HC Deb 18 March 1825 vol 12 cc1078-81

On the resolution, "That 19,938l be granted to defray the expense of the Linen Board of Ireland for the year 1825,"

Mr. Hume

protested against the continuance of this grant. If there had not been the clumsiest mismanagement of the affairs of the linen trade in Ireland, machinery such as this board would never have been continued in the present advanced and enlightened age of science. He called upon ministers, who were abolishing shackles upon the freedom of trade, to do away with this. Why should the linen be more protected than the woollen, the cutlery, or any other trade in Ireland. These establishments might have been necessary in the infancy of the trade, but were not necessary now. Upon general principles, therefore, he objected to this board.

Mr. Goulburn

said, that if the question were now raised for the first time, whether or not, under the present circumstances of the linen trade of Ireland, a board ought to be appointed, he should be slow in voting for it. But, there was a great difference between originating a public body of this nature, and not continuing one which had been a considerable time in existence, and which had worked the greatest benefits for that most important trade in Ireland. It had been the object with the Irish government to foster the linen trade, and their labours had been greatly assisted by the linen board. Many frauds in the trade were prevented by it. It was, in fact, essential to the prosperity of Ireland.

Mr. T. Wilson

did not entirely agree in what had been said of the necessity of this board by the Irish Secretary, but still it was difficult to interfere with a body from whose labours considerable benefit was said to have accrued to Ireland. As a general principle, he was decidedly opposed to all shackles upon trade; and he thought that ministers were bound, by their own professions, to be of the same opinion. It was, however, important to consider, whether this general rule ought to be applied in every particular case.

Mr. Trant

denounced the linen board as utterly incompetent to the task which it had undertaken. He had himself conversed with some of what were called Inspectors, who knew nothing whatever of linen. He agreed with those who were for removing all restrictions upon trade. At the same time he admitted, that it might not be safe, suddenly to withdraw the apparatus by which the linen trade had been hitherto carried on.

Sir G. Hill

defended the linen board, on account of its utility to the staple trade of Ireland.

Lord Althorp

was hostile to the vote, upon general principles.

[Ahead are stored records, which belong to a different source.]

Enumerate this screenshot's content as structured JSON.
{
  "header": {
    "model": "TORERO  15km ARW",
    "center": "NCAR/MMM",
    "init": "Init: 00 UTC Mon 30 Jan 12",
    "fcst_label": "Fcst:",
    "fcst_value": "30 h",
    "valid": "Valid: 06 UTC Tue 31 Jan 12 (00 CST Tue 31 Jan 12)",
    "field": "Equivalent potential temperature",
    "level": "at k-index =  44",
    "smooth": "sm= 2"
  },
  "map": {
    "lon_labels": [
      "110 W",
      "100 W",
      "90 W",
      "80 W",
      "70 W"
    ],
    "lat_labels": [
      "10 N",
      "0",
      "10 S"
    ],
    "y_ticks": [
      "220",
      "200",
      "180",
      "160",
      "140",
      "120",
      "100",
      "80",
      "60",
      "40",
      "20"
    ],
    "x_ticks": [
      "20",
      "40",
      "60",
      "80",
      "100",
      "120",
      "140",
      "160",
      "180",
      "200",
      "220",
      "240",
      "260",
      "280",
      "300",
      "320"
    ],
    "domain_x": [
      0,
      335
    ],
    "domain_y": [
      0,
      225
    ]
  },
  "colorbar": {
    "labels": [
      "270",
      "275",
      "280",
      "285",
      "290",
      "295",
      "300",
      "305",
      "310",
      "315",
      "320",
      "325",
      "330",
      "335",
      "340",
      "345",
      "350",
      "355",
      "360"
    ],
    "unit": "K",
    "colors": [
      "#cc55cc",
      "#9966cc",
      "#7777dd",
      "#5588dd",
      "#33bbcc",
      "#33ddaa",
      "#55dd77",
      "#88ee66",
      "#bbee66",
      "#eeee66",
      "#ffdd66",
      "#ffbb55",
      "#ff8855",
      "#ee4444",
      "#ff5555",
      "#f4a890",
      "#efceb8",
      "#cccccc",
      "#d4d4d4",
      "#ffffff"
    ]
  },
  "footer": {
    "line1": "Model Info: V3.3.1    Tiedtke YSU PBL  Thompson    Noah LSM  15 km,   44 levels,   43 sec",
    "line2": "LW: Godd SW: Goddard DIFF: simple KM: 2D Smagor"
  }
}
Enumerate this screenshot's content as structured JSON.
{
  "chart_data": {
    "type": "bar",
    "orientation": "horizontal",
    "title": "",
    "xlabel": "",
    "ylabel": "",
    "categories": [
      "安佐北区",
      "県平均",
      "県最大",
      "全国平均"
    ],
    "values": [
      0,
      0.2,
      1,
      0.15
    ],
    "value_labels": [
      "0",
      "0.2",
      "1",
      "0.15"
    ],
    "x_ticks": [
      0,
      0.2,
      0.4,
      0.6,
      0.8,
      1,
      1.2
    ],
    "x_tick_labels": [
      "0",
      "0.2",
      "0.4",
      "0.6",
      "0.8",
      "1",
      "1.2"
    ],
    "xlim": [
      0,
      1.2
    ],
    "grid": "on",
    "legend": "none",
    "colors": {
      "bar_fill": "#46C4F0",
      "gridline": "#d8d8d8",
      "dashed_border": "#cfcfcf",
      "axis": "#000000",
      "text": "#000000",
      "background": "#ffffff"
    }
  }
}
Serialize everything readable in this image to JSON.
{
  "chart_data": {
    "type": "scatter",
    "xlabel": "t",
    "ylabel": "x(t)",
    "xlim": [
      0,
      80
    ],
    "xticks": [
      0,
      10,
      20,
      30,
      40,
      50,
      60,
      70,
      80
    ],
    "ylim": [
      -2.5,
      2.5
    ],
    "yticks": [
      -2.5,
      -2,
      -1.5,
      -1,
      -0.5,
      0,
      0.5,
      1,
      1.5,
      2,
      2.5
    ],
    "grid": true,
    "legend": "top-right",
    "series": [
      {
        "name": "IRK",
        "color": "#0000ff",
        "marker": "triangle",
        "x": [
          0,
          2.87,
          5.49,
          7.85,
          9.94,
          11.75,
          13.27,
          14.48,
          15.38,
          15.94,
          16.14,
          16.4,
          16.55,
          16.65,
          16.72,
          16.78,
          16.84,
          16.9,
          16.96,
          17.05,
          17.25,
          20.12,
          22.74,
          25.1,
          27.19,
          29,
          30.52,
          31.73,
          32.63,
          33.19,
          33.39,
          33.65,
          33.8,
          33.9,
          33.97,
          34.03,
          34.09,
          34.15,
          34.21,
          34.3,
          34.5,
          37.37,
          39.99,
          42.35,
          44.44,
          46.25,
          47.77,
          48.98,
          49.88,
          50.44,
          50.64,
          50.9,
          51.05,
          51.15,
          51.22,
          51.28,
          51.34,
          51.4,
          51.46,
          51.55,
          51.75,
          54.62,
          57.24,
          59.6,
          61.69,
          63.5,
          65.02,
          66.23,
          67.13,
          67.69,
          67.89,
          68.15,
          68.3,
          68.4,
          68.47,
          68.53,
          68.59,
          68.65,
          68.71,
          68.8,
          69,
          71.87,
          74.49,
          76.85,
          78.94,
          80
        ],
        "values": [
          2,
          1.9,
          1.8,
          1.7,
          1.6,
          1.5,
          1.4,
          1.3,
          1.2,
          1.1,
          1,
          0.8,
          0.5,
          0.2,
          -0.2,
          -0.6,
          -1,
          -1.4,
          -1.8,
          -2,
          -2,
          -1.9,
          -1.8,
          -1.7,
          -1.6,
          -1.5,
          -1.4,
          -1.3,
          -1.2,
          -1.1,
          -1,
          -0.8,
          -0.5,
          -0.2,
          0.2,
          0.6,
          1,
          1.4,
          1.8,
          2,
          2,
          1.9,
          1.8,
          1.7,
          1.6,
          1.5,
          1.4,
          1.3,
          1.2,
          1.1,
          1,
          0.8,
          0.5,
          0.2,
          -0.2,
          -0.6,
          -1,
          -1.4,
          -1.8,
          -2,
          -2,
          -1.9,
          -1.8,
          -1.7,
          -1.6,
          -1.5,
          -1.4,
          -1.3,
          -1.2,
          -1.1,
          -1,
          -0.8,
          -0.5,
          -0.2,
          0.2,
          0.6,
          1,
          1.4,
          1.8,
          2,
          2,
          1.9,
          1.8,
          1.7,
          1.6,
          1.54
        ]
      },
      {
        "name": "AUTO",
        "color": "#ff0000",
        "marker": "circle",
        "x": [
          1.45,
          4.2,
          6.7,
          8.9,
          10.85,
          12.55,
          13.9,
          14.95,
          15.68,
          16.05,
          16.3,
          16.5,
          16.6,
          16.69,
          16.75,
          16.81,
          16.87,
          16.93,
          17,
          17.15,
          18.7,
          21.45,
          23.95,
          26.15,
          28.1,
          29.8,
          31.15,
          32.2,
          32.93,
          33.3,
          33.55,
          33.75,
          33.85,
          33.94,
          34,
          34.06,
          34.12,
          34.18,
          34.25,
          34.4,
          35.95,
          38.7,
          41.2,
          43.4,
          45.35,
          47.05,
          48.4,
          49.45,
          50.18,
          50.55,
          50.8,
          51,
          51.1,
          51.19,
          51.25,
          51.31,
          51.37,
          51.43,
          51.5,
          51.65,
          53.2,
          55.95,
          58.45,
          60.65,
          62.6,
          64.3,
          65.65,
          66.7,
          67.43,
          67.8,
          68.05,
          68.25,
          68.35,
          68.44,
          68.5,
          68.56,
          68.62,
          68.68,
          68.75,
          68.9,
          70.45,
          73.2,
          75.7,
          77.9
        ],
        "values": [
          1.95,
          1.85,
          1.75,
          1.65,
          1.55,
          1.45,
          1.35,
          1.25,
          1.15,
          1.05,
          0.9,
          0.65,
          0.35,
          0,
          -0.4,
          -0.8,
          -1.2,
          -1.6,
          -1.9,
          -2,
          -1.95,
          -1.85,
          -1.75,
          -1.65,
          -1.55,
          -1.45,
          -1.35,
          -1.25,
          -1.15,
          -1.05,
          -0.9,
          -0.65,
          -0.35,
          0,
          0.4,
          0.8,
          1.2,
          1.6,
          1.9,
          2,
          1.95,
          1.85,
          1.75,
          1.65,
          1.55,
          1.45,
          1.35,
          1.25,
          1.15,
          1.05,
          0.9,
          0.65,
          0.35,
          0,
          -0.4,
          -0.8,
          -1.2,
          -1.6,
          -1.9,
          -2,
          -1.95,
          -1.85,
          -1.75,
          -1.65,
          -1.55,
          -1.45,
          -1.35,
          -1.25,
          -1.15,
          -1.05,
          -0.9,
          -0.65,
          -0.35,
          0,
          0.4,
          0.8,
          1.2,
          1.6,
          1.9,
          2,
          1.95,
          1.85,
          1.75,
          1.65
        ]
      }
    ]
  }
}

Mr. Hume moved, that the grant be reduced to 9,938l.

Colonel Bagwell

bore testimony to the services of the board, in promoting the linen trade in the south of Ireland. It was but latterly that this manufacture had been there introduced; but since its introduction, it had given employment to a great number of poor persons, who would otherwise be reduced to a state of destitution

Mr. Peel

said, that the grant had been made to Ireland, partly in consideration of the discouragement of her woollen manufactures. It was therefore connected with feelings existing in that country, and ought not to be considered as an abstract question. He hoped that this short discussion would be taken as a notice in Ireland, that parliament had turned its attention to the subject.

Mr. Grattan

opposed the vote, and contended, that the situations were given away upon a system of favouritism.

Dr. Lushington

argued, that the effect of the vote would rather be to retard the improvement of the trade than to accelerate it. It would create a factitious trade, and finally leave many hands out of employment. At the same time, he did not wish the vote to be withheld without notice; and if he did not press a division, it would be on the understanding that next year a clear and distinct case should be made out, by the supply of due information.

Mr. Goulburn

was in favour of the grant, because it employed the poor of Ireland; at the present moment, an object of the highest importance.

Mr. R. Gordon

resisted the resolution, and complained that a large part of the money voted for the linen board went to retainers of ministers.

The Chancellor of the Exchequer

adverted to the report of the committee two years ago, recommending a variety of alterations in the linen trade, which had been carried into effect, especially regarding the bounties, which changes had not been accomplished without difficulty. Ministers had, therefore, not been asleep on their posts. Ireland was in such a state, that it was not possible yet to apply to her the ordinary doctrines of political economy. It might have been wrong to grant the assistance to Ireland in the first instance, but it would be most injurious to plunge at once into an entire new system.

Sir G. Hill

stated the particular reasons for continuing the grant for the board. The linen trade was not one requiring a large capital. Hence it was necessary to have a board to protect the interests of the small manufacturers. The linen board had already produced the greatest advantages, by augmenting the trade from a few hundred thousand pounds to five millions annually.

Mr. Hume

was convinced, that the linen trade would have been six millions a-year, instead of five, if this board had never existed. Out of 72 individuals connected with the board, there was not a single Catholic. It was, therefore, an insult to the feelings of the people of Ireland to continue it. They were not all paid, but possessed extensive influence; which they always exerted in favour of ministers.

Mr. J. Smith

agreed, that the true principles of political economy could not be applied to Ireland in her present unsettled condition. By means of the grants to Ireland, many thousands had been employed in productive and reproductive labour. Though, in some respects, it might not be well managed, he should be very sorry to see this grant withheld.

The House divided: For the Amendment 17. Against it 76. Majority 59.